Interessanter Artikel über verschiedene Geschäftsmodelle zur Datenmonetarisierung.
External data monetization models vary by level of value impact to customers, analytics sophistication, and revenue potential.
Data as a service. Also known as data syndication, this is the simplest of the three business models. Anonymized and aggregated data are sold either to intermediate companies or end customers who mine the data for insights. For example, telecommunications companies provide aggregated and anonymized customer geolocation data to local governments, allowing city planners to design more effective traffic management systems and officials to better establish “smart city” technology solutions. Customers can also be the downstream or upstream players in a company’s value chain: Grocery retailer Kroger captures shopping data generated by its rewards card and sells it to consumer packaged-goods companies thirsty for a deeper understanding of their customers’ shopping habits and evolving tastes and preferences.

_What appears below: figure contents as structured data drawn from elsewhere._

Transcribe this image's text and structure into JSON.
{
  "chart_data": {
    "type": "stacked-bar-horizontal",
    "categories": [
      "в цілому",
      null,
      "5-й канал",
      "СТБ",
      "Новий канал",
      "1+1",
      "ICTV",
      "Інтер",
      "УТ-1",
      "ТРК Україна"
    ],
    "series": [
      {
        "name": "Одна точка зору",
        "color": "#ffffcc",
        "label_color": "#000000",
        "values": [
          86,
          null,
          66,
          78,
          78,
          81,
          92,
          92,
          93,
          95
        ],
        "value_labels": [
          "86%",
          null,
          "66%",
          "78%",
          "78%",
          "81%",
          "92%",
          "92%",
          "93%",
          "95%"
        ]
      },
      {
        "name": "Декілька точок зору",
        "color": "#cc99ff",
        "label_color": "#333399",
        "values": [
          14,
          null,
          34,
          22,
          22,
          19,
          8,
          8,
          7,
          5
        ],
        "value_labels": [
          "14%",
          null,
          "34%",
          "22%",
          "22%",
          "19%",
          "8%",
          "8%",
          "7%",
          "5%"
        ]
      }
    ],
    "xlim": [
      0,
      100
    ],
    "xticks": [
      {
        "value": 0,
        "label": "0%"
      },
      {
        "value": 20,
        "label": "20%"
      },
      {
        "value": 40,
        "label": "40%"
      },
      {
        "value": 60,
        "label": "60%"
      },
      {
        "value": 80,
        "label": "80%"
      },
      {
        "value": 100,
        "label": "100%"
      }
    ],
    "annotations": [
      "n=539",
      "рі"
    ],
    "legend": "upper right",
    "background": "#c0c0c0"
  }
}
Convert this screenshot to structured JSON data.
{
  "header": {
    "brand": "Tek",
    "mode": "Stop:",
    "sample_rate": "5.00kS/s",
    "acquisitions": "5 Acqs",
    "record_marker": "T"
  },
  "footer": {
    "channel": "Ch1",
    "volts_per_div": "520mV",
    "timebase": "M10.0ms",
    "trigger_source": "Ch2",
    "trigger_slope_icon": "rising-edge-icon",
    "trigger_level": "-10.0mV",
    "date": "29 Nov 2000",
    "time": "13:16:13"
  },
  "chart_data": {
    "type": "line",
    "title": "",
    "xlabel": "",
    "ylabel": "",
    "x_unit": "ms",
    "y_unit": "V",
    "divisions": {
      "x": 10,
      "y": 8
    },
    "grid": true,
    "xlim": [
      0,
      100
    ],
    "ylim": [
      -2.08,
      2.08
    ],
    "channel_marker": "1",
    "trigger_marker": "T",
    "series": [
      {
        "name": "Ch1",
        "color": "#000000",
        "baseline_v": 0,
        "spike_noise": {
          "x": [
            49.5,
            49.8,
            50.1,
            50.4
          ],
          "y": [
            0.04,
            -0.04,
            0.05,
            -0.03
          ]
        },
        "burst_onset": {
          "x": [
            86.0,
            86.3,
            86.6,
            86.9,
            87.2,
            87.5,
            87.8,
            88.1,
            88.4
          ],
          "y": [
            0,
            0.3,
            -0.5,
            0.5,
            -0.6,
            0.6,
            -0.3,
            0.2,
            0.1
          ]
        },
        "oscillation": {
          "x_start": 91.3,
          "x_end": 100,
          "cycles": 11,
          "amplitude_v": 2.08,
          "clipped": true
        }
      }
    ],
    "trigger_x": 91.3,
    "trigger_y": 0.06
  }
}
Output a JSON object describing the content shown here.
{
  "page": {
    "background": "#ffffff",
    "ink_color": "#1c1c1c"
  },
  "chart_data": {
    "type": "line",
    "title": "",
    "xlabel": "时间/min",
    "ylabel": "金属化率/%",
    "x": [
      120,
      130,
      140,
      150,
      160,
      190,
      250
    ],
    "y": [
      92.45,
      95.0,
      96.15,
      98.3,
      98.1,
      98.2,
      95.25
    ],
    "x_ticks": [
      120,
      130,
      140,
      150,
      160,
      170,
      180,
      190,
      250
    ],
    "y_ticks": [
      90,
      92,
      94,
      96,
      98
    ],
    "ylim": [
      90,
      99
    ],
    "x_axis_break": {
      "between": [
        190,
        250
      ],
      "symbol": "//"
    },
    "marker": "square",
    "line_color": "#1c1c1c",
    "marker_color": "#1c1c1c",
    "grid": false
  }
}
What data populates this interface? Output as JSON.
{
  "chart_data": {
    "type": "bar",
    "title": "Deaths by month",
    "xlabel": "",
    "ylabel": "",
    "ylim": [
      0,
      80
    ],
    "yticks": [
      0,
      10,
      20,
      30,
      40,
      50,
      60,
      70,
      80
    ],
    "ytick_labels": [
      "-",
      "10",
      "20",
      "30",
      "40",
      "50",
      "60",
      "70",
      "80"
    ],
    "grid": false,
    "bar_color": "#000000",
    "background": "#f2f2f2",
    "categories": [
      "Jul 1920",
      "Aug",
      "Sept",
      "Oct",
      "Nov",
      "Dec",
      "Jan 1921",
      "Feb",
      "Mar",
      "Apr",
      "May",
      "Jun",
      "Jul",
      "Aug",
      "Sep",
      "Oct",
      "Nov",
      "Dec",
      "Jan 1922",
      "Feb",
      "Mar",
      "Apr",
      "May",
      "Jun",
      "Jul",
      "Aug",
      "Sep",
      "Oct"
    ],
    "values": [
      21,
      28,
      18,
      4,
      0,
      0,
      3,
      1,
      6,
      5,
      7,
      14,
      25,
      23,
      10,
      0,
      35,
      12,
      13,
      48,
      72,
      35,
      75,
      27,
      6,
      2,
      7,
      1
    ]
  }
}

Insight as a service. Companies also can combine internal and external data sources, applying advanced analytics to provide actionable insights. AkzoNobel has created a decision-support model for ship operators to enable fuel and CO2 savings. They make available to ship operators and owners an advanced analytics-enabled mobile iOS app that provides continuous performance prediction of coating technologies. This approach empowers vessel operators by allowing financial and performance benefit analysis of coating choices, thus optimizing important investment decisions.
Analytics-enabled platform as a service. This is the most complex of the three business models, and it offers the greatest value to customers. Companies use sophisticated and proprietary algorithms to generate enriched, highly transformed, customized real-time data delivered to customers via cloud-based, self-service platforms. The model allows access to new markets, sometimes building an entirely new business. One example, GE’s Predix platform, provides additional value to customers through data-based services that increase the efficiency of its machines. GE delivers integrated and technology-enabled energy management systems (EMS) for lighting and energy to commercial, industrial, and municipal customers, such as San Diego, California and Jacksonville, Florida. They combine the capabilities of GE’s energy-efficient LEDs, cutting-edge sensors, cloud-based software, and advanced analytical models. Through Predix, GE makes predictive and prescriptive analysis available to its customers around energy use, maintenance, and other outcomes, allowing cost-reduction decisions by simplifying energy processes, leading to automation and operational efficiencies.